Beloved, believe not every spirit, but try the spirits
whether they are of God: because many false prophets are gone out into the
world.
I once heard a great preacher say, “What the church needs
most is discernment.” Christians all too often lack the spiritual discipline
of discernment. When we get to 1 John 4, John knows this and he instructs the
church to become a discerning people. Often, however, spiritual immaturity
becomes the seed-bed for toxic theology and faulty thinking. The longer I have
Graham and Cecelia, the more I realize that parenting and childhood are simply
two great parables of the Christian life. There is a lot that can be learned
about yourself and your natural tendencies spiritually when you carefully watch
a one-year old. As babies grow and
mature, eventually the “shovel technique” is perfected and they begin to grab
anything and everything and shovel it into their mouths. Whether it is a
cookie, or a toy, or a piece of garbage they find near them on the ground,
anything and everything goes straight to the mouth. Babies, physical ones and
spiritual ones, are a pretty undiscerning crowd. Without proper training both will
ultimately be devastated by the ingestion of all sorts of strange things. Spiritually
speaking, this toxic lack of discernment has been a filter-down side-effect of
years of poor biblical interpretation and the inculcation of extra-biblical
teaching. At times the spiritually immature are excited through the means of
humor, empathy, or guilt, and are left with an emotional buzz. Perceiving this
buzz as “the moving of the Spirit,” they then seek only the “high” that the
buzz brought, and never actually feel the weightier things of truth that are
presented from God’s Word. They find that their “favorite preachers” are the
ones who bring this buzz. Sadly, the undiscerning walk away from the
church-substitute “comedy hour,” invigorated and excited that they “have heard
from the Lord,” but never truly changed or helped.

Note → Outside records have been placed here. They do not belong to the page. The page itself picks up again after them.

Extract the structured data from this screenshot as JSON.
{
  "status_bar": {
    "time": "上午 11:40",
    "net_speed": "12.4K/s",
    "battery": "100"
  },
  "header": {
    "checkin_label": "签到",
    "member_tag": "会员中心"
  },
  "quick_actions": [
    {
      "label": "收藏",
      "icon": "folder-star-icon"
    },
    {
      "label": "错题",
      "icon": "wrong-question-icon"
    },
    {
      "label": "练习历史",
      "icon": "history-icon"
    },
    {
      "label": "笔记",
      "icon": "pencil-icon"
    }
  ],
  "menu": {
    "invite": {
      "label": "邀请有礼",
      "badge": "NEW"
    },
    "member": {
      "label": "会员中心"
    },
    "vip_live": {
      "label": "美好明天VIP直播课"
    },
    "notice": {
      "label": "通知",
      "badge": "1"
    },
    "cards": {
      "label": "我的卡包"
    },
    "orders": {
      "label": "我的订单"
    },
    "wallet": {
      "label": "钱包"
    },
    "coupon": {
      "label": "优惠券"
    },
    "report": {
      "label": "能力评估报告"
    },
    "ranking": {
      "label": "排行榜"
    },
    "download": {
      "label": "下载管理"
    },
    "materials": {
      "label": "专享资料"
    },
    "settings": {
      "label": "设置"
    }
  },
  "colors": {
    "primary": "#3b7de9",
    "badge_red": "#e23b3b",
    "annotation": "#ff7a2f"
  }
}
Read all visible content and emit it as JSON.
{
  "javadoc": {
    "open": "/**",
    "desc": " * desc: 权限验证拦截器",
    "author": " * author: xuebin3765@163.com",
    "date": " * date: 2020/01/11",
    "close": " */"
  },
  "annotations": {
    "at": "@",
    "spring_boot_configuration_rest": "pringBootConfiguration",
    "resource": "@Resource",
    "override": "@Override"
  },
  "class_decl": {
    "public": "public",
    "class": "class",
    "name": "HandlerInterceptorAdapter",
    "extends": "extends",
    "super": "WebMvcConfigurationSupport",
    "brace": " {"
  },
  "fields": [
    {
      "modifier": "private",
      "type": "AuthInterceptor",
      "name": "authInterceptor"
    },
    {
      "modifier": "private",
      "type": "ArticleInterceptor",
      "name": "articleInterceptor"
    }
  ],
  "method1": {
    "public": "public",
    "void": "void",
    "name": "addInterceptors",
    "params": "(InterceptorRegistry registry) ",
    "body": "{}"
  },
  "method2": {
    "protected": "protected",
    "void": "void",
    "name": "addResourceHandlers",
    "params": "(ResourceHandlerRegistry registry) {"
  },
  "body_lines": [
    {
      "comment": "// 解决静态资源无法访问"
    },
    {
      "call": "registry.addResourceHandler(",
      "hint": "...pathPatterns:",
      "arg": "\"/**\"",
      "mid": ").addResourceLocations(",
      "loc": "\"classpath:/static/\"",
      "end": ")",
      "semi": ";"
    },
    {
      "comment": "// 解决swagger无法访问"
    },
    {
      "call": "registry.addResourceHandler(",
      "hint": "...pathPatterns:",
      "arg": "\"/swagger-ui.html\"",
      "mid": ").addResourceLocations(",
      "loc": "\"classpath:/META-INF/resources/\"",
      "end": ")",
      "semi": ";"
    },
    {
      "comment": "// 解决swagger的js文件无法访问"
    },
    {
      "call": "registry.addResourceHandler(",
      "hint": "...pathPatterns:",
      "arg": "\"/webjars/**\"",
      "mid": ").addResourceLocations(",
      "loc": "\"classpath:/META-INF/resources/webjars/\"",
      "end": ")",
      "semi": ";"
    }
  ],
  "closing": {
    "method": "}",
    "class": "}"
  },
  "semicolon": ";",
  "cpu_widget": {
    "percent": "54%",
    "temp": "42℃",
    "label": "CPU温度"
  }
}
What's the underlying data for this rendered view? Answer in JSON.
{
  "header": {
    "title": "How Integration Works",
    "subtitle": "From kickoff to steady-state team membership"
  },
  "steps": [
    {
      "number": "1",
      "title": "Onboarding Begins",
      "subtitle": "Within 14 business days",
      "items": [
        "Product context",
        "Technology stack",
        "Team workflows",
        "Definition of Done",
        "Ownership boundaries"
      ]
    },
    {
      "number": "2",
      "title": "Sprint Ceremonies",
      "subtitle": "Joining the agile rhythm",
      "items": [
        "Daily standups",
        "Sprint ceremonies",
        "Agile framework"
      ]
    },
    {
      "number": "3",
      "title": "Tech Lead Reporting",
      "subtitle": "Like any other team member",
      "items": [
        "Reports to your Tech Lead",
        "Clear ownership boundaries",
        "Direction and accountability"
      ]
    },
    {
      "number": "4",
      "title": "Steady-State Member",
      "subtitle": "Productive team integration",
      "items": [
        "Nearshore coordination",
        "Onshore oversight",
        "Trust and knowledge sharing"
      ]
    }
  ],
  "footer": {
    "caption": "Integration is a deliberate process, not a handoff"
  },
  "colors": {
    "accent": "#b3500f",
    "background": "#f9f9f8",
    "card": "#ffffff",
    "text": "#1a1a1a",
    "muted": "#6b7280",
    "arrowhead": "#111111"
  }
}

For this reason, people must
be trained. Theology must be learned. It is not good enough to attend church.
You must learn what you believe. You must know what God says. You must
understand His truth so that when a substitute is presented you can be able to
easily distinguish it. You must learn what “the proclamation of God’s word” truly
is and what it isn’t.
Food For Thought: Why do many people fail to realize that
certain “preachers” are not actually preaching God’s Word?